Mathes finished 2-for-5 with an RBI and two runs scored.

“I thought from our offensive perspective, we did a nice job of grinding out some at-bats and getting his pitch count up or else, I thought he could’ve kept going,” Morgan said. “The offense credit for forcing him to throw some pitches and, kind of, wearing him down a little bit.”

That was all Cassady needed as he dazzled in his six-inning start.

Entering play Monday, Cassady had not had a start where he did not allow a run, but he did against Martinsville.

The only real trouble the Christopher Newport product ran into was in the fourth when he allowed a ringing leadoff double that one-hopped the wall in the left-field corner to left fielder Christian Easley.

During the next at-bat, Cassady spiked a fastball in the dirt that hit off the mask of catcher Brock Gagliardi, allowing Easley to advance to third with no outs.

In what was a 0-0 game at the time, manager Hank Morgan elected to bring the infield in, but their services were not needed.

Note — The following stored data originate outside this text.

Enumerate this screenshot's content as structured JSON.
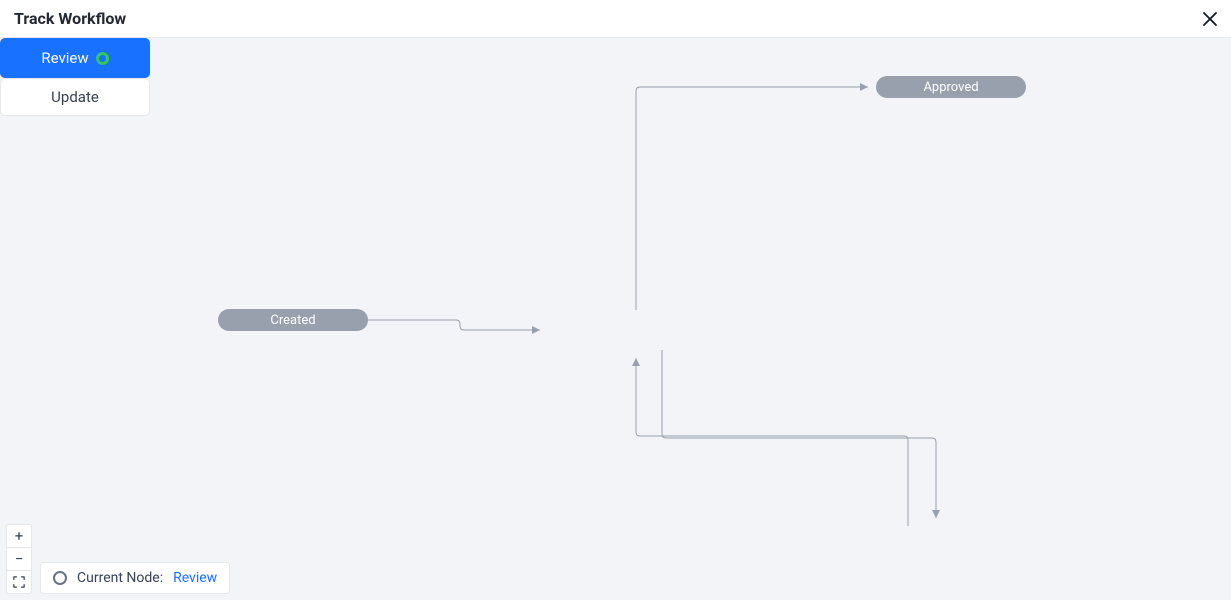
{
  "header": {
    "title": "Track Workflow"
  },
  "nodes": {
    "created": {
      "label": "Created"
    },
    "approved": {
      "label": "Approved"
    },
    "review": {
      "label": "Review"
    },
    "update": {
      "label": "Update"
    }
  },
  "status": {
    "label": "Current Node:",
    "value": "Review"
  },
  "zoom": {
    "in": "+",
    "out": "−"
  }
}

Cassady struck out the next two Martinsville hitters — Benjamin Serrano and Jack Elliot — before inducing a third-out fly out to right field.

The Burke, Virginia, native ended his six-inning start allowing just two hits while striking out seven Mustangs.

In his Pilots debut behind the plate, catcher Brock Gagliardi nailed a three-pointer to almost the same spot as Mathes’ in right-center field to put the game out of reach at 6-0.

“He hadn’t been in the box for a month, so a little bit of an adjustment period there,” Morgan said. “I’ll take a hard-hit ball and a good play, and then a three-run homer later in the night for my first time back if I get a chance.”

Stock’s second hit of the game was a leadoff triple, scoring one batter later on second baseman Carson DeMartini’s sacrifice fly — his sixth RBI of the season.

After back-to-back scoreless innings from righty Nic Psimas and southpaw Trey Morgan, right-hander Michael Falco struggled to preserve the shutout.

The first three Martinsville hitters reached on a pair of singles and an RBI double, respectively. Serrano and Elliot hit back-to-back sacrifice flies to cut their deficit 7-3 before Falco struck out Matt Malone to end it.

The Pilots return to War Memorial Stadium Tuesday to square off against Tri-City at 7 p.m. Gates will open at 5:30 p.m. as Peninsula enters play 14-3 versus the Chili Peppers this season.